Mid infra-red spectroscopy

All these soil samples are used to calibrate and validate mid infra-red spectroscopy. This activity refers to a global activity of the Department of Agricultural Land Resources Management (DALRM) in partnership with CIRAD and aiming at calibrating and validating the MIR for the main soil types of Cambodia. Several soil databases are used representing a total of > 2,500 georeferenced samples.

Physical fractionation of the soil organic matter

In addition to the SOC and N concentrations from the bulk soil samples, the fractionation of the soil organic matter into two main fractions (particulate organic carbon/POC and mineral associated organic carbon/MAOC) could be conducted representing an additional assessment of the impacts of the practices on the SOC pools.

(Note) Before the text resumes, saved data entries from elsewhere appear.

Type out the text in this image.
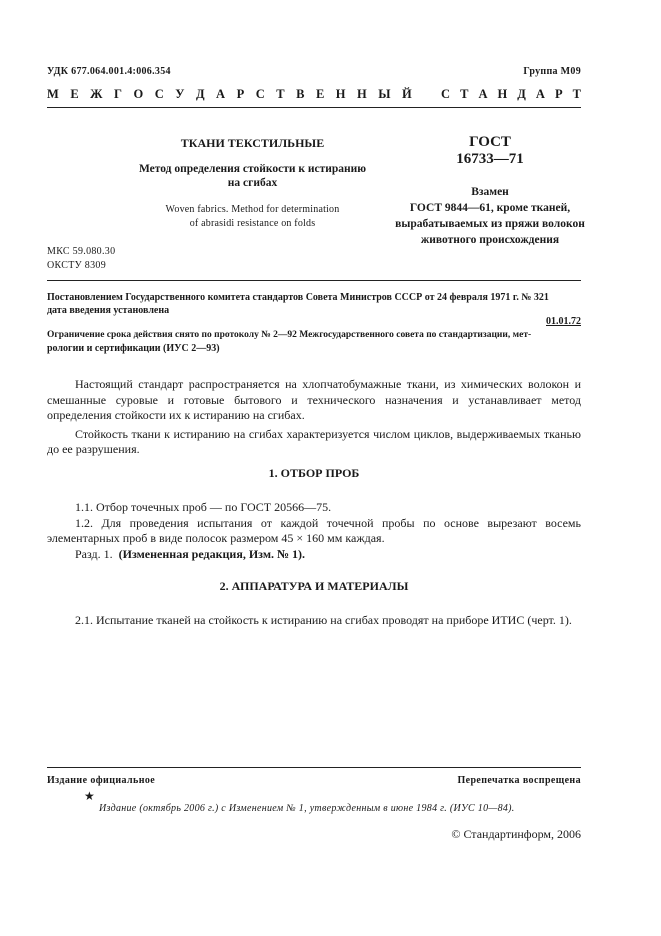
УДК 677.064.001.4:006.354	Группа М09
М Е Ж Г О С У Д А Р С Т В Е Н Н Ы Й С Т А Н Д А Р Т
ТКАНИ ТЕКСТИЛЬНЫЕ
Метод определения стойкости к истиранию
на сгибах
Woven fabrics. Method for determination
of abrasidi resistance on folds
ГОСТ
16733—71
Взамен
ГОСТ 9844—61, кроме тканей,
вырабатываемых из пряжи волокон
животного происхождения
МКС 59.080.30
ОКСТУ 8309
Постановлением Государственного комитета стандартов Совета Министров СССР от 24 февраля 1971 г. № 321
дата введения установлена
01.01.72
Ограничение срока действия снято по протоколу № 2—92 Межгосударственного совета по стандартизации, мет-
рологии и сертификации (ИУС 2—93)

Настоящий стандарт распространяется на хлопчатобумажные ткани, из химических волокон и смешанные суровые и готовые бытового и технического назначения и устанавливает метод определения стойкости их к истиранию на сгибах.

Стойкость ткани к истиранию на сгибах характеризуется числом циклов, выдерживаемых тканью до ее разрушения.

1. ОТБОР ПРОБ

1.1. Отбор точечных проб — по ГОСТ 20566—75.

1.2. Для проведения испытания от каждой точечной пробы по основе вырезают восемь элементарных проб в виде полосок размером 45 × 160 мм каждая.

Разд. 1. (Измененная редакция, Изм. № 1).

2. АППАРАТУРА И МАТЕРИАЛЫ

2.1. Испытание тканей на стойкость к истиранию на сгибах проводят на приборе ИТИС (черт. 1).

Издание официальное	Перепечатка воспрещена
★
Издание (октябрь 2006 г.) с Изменением № 1, утвержденным в июне 1984 г. (ИУС 10—84).
© Стандартинформ, 2006
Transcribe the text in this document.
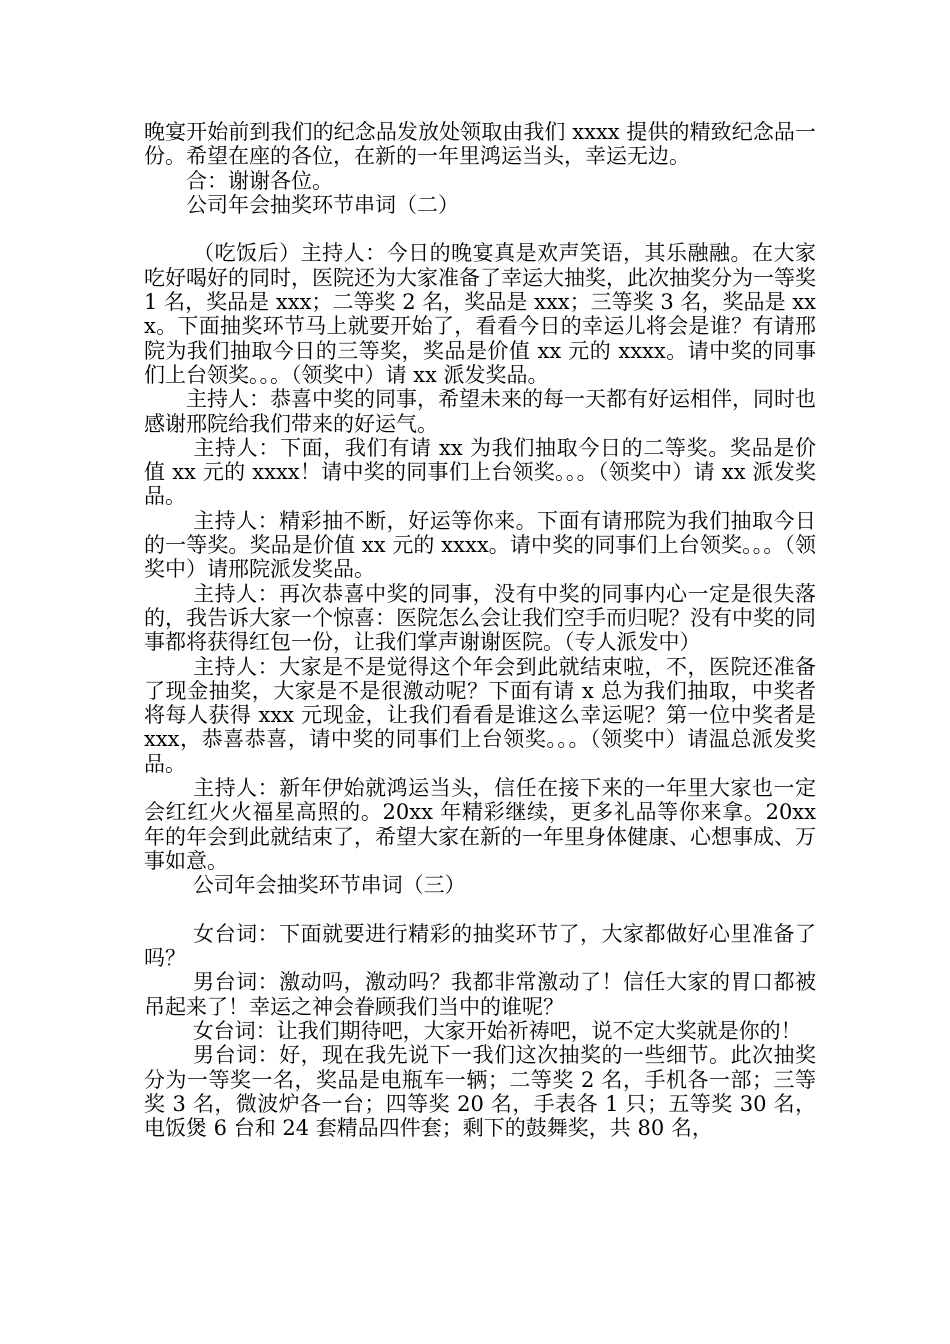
晚宴开始前到我们的纪念品发放处领取由我们 xxxx 提供的精致纪念品一份。希望在座的各位，在新的一年里鸿运当头，幸运无边。

合：谢谢各位。

公司年会抽奖环节串词（二）

（吃饭后）主持人：今日的晚宴真是欢声笑语，其乐融融。在大家吃好喝好的同时，医院还为大家准备了幸运大抽奖，此次抽奖分为一等奖 1 名，奖品是 xxx；二等奖 2 名，奖品是 xxx；三等奖 3 名，奖品是 xxx。下面抽奖环节马上就要开始了，看看今日的幸运儿将会是谁？有请邢院为我们抽取今日的三等奖，奖品是价值 xx 元的 xxxx。请中奖的同事们上台领奖。。。（领奖中）请 xx 派发奖品。

主持人：恭喜中奖的同事，希望未来的每一天都有好运相伴，同时也感谢邢院给我们带来的好运气。

主持人：下面，我们有请 xx 为我们抽取今日的二等奖。奖品是价值 xx 元的 xxxx！请中奖的同事们上台领奖。。。（领奖中）请 xx 派发奖品。

主持人：精彩抽不断，好运等你来。下面有请邢院为我们抽取今日的一等奖。奖品是价值 xx 元的 xxxx。请中奖的同事们上台领奖。。。（领奖中）请邢院派发奖品。

主持人：再次恭喜中奖的同事，没有中奖的同事内心一定是很失落的，我告诉大家一个惊喜：医院怎么会让我们空手而归呢？没有中奖的同事都将获得红包一份，让我们掌声谢谢医院。（专人派发中）

主持人：大家是不是觉得这个年会到此就结束啦，不，医院还准备了现金抽奖，大家是不是很激动呢？下面有请 x 总为我们抽取，中奖者将每人获得 xxx 元现金，让我们看看是谁这么幸运呢？第一位中奖者是 xxx，恭喜恭喜，请中奖的同事们上台领奖。。。（领奖中）请温总派发奖品。

主持人：新年伊始就鸿运当头，信任在接下来的一年里大家也一定会红红火火福星高照的。20xx 年精彩继续，更多礼品等你来拿。20xx 年的年会到此就结束了，希望大家在新的一年里身体健康、心想事成、万事如意。

公司年会抽奖环节串词（三）

女台词：下面就要进行精彩的抽奖环节了，大家都做好心里准备了吗？

男台词：激动吗，激动吗？我都非常激动了！信任大家的胃口都被吊起来了！幸运之神会眷顾我们当中的谁呢？

女台词：让我们期待吧，大家开始祈祷吧，说不定大奖就是你的！

男台词：好，现在我先说下一我们这次抽奖的一些细节。此次抽奖分为一等奖一名，奖品是电瓶车一辆；二等奖 2 名，手机各一部；三等奖 3 名，微波炉各一台；四等奖 20 名，手表各 1 只；五等奖 30 名，电饭煲 6 台和 24 套精品四件套；剩下的鼓舞奖，共 80 名，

Ongoing analysis. In addition to the Dei Meas pilot, two PhD studies are ongoing:

• Assessing the impacts of conservation agriculture-based cropping systems on (i) soil organic and nitrogen stocks (including the fractions) under a diachronic analysis (10 years), (ii) greenhouse gas emissions for cassava-based cropping systems (assessment on 2 cropping seasons), and (iii) quantifying all inputs of biomass (quantities and qualities) coming from the main crops and cover crops used including the root systems.
• Assessing the impacts of conservation agriculture-based cropping systems on SOC fractions including soil microbial communities, (ii) and on a range of ecosystem services (above and belowground).

These two PhD studies along with other initiatives contribute to strengthen the MRV system of Dei Meas.